Derviş, seyr-ü sülûkun başlangıcından itibaren sırasıyla şu üç hâli yaşar:
1. Derviş, ilk zamanlarda tabiatının, yani yaratılış özelliklerinin hükümlerine tâbi olduğundan ve nefsinin faaliyetlerinden ötürü, seyr-ü sülûkun ilk mertebesindedir. Bu mertebeye İslâm makamı derler.
2. Sonra ruhanî hükümleri galip gelir. Bu mertebe, seyr-ü sülûkun ortasıdır. Bu mertebeye, iman makamı derler.

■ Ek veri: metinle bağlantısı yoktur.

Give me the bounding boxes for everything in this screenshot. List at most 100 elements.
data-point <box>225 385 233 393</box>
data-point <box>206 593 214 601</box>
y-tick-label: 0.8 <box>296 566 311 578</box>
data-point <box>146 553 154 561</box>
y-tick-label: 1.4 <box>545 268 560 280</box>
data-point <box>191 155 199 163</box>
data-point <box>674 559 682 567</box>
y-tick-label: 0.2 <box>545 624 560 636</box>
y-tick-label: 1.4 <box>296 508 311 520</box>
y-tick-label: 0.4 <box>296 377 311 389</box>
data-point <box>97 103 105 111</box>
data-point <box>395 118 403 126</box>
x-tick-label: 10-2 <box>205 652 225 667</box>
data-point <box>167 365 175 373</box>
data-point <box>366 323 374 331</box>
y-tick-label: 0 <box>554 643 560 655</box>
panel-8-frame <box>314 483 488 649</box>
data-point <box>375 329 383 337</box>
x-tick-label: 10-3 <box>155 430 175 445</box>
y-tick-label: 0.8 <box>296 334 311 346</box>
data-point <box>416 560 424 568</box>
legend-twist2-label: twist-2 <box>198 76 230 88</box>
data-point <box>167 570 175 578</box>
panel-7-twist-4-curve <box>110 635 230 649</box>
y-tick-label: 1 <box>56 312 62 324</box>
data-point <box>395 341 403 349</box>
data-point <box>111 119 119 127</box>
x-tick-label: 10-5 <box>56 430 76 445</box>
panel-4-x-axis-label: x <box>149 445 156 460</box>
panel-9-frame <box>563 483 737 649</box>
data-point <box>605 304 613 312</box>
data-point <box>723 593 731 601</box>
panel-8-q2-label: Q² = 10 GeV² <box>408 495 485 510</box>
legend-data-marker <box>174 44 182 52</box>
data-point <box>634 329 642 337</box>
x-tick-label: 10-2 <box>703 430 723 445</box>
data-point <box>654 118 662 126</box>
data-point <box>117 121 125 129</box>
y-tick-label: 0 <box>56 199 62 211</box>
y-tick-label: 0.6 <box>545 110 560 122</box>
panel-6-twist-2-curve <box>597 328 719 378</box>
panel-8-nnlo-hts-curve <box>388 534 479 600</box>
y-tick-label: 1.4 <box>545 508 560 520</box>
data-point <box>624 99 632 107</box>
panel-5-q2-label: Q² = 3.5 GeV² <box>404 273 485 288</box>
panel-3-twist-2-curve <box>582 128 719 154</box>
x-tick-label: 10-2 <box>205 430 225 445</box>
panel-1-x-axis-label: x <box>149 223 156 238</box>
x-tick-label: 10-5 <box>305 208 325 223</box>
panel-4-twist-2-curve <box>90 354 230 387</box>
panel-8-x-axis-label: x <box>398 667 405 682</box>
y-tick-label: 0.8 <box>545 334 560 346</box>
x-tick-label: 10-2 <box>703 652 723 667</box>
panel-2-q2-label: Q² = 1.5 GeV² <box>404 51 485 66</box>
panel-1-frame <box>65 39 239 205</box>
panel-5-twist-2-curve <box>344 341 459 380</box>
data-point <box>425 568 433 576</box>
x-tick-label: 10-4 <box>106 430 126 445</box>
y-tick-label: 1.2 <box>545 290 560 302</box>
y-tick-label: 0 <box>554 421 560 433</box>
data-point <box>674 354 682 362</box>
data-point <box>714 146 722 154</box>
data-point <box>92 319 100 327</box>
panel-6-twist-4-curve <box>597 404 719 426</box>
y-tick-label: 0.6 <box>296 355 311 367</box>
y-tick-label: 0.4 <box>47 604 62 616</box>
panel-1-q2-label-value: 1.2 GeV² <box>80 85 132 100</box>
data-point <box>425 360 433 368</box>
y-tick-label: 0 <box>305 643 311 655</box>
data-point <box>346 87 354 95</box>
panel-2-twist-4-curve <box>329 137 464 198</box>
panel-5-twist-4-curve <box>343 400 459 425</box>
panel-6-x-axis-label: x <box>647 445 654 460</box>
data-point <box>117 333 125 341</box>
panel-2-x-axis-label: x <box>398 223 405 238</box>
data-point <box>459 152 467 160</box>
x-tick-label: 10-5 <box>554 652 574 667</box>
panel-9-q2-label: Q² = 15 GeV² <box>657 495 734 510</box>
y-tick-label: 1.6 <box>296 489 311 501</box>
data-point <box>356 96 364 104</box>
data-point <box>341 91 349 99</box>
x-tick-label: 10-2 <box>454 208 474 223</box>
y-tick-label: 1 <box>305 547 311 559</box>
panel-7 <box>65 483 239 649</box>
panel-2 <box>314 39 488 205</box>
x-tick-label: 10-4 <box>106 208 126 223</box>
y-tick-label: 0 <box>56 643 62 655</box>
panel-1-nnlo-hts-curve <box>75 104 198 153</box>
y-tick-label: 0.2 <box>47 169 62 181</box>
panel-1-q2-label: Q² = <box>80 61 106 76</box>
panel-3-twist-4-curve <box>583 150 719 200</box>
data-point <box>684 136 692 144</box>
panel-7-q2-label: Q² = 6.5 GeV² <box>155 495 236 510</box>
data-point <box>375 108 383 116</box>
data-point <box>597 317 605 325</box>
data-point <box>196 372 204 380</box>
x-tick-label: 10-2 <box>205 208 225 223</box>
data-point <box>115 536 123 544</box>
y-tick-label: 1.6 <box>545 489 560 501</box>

3. Üçüncü ve son mertebede ise sâlikte Hakkaniyyetin eserleri, yani belirtileri zuhûr eder. Tabiat (huy) ve nefsinden uzaklaşan sâlik, ruhen, Pir’ine yaklaşır. Bu hâl, seyr-ü sülûkun son mertebesidir. Bu mertebeye ihsân makamı derler.
Anlatılan her üç mertebede sâlikin geçmesi gereken ikişer makam vardır ki, tamamı altı makamdır. Bunlar sırasıyla şöyledir:
1. İslam Mertebesi
Birincisi, sadr (göğüs) makamıdır. Bu makamda sâlik, kelime-i tevhîd dairesindedir.
İkincisi, kalb makamıdır. Bu makamda sâlik, Celâl ismi dairesindedir.
2. İman Mertebesi:
Birincisi rûh makamıdır. Bu makamda sâlik, Hû ismi dairesindedir.
İkincisi sır makamıdır. Bu makamda sâlik, Hak ismi dairesindedir.
3. İhsân Mertebesi:
Birincisi sırr-ı hafî (gizli sır) makamıdır. Bu makamda sâlik, Hayy ismi dairesindedir.
İkincisi sırr-ı ahfâ (daha gizli sır) makamıdır. Bu makamda sâlik, Kayyûm ismi dairesindedir.